Deliverability is not an exact science. Each mailbox has its own policy and rules. However, it is possible to optimize a campaign to encourage the recipient's mailbox to consider the message received favorably.

  1. Use all best practices
  2. If the majority of your recipients are from the same company, get your IT department involved

1) Best practices

  • Make sure your recipients are qualified and have authorized access to your mailing. The quality of your email addresses is crucial to maximize your deliverability rate. A bounce rate higher than 10% will tarnish your reputation score.
  • Enter a real sender's name (with a first name)
  • Create a short and unique subject. The goal here is to get as far as possible from a spam template cliché. 
  • Personalize your mailings with nominative values (first name, last name, society...)
  • The 50 first characters of your mailing are what your recipients read when deciding to open, or not open, your message.
  • Avoid using words related to aggressive advertising (ex: promotion, free, congratulations, save money...) which almost automatically lead to SPAM status 
  • Keep your mail's content simple (avoid excessive images, sizes and anything that could make your email look like a marketing brochure). It is strongly discouraged to send an email only composed of an image. 
  • Use a personalized email address (available with the white label feature)
  • Include brand mentions (organization's name, its address, and a link to unsubscribe from future emails)
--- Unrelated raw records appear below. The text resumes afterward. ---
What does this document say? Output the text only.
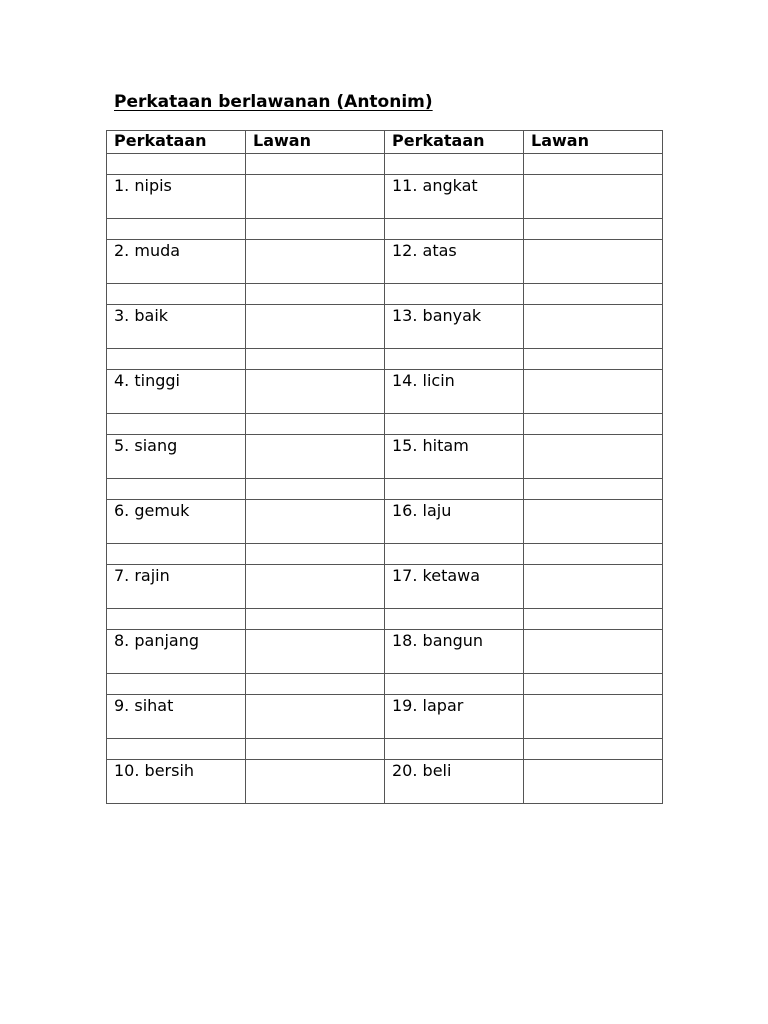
Perkataan berlawanan (Antonim)
Perkataan	Lawan	Perkataan	Lawan

1. nipis		11. angkat	

2. muda		12. atas	

3. baik		13. banyak	

4. tinggi		14. licin	

5. siang		15. hitam	

6. gemuk		16. laju	

7. rajin		17. ketawa	

8. panjang		18. bangun	

9. sihat		19. lapar	

10. bersih		20. beli	
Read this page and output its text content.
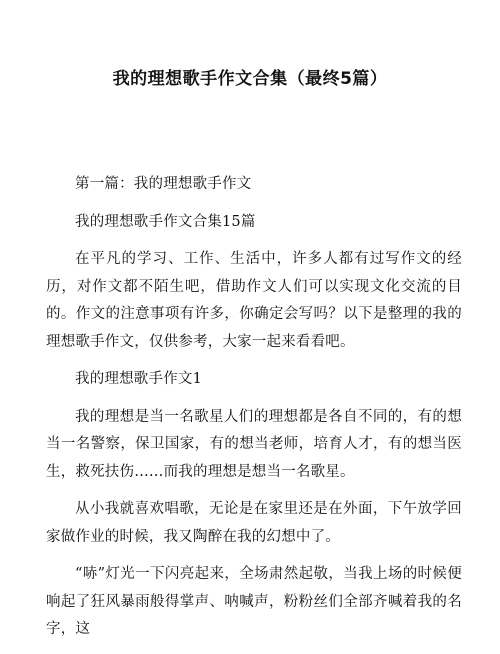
我的理想歌手作文合集（最终5篇）

第一篇：我的理想歌手作文

我的理想歌手作文合集15篇

在平凡的学习、工作、生活中，许多人都有过写作文的经历，对作文都不陌生吧，借助作文人们可以实现文化交流的目的。作文的注意事项有许多，你确定会写吗？以下是整理的我的理想歌手作文，仅供参考，大家一起来看看吧。

我的理想歌手作文1

我的理想是当一名歌星人们的理想都是各自不同的，有的想当一名警察，保卫国家，有的想当老师，培育人才，有的想当医生，救死扶伤……而我的理想是想当一名歌星。

从小我就喜欢唱歌，无论是在家里还是在外面，下午放学回家做作业的时候，我又陶醉在我的幻想中了。

“哧”灯光一下闪亮起来，全场肃然起敬，当我上场的时候便响起了狂风暴雨般得掌声、呐喊声，粉粉丝们全部齐喊着我的名字，这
2) Ask for a deliverability audit


If the majority of your recipients share the same domain name (corporate event for example), we recommend that you put our technical team in contact with the IT hosting the recipients' email server to make sure no firewall will block your mailings. You can give your IT our sending IP 168.245.122.239.  For more information, contact us by clicking on the "?" icon at the top right of your page.


Remarks: 


All mailboxes have their own way to read and understand the HTML of an email, so it is possible to see some differences between the email you received and the email you created.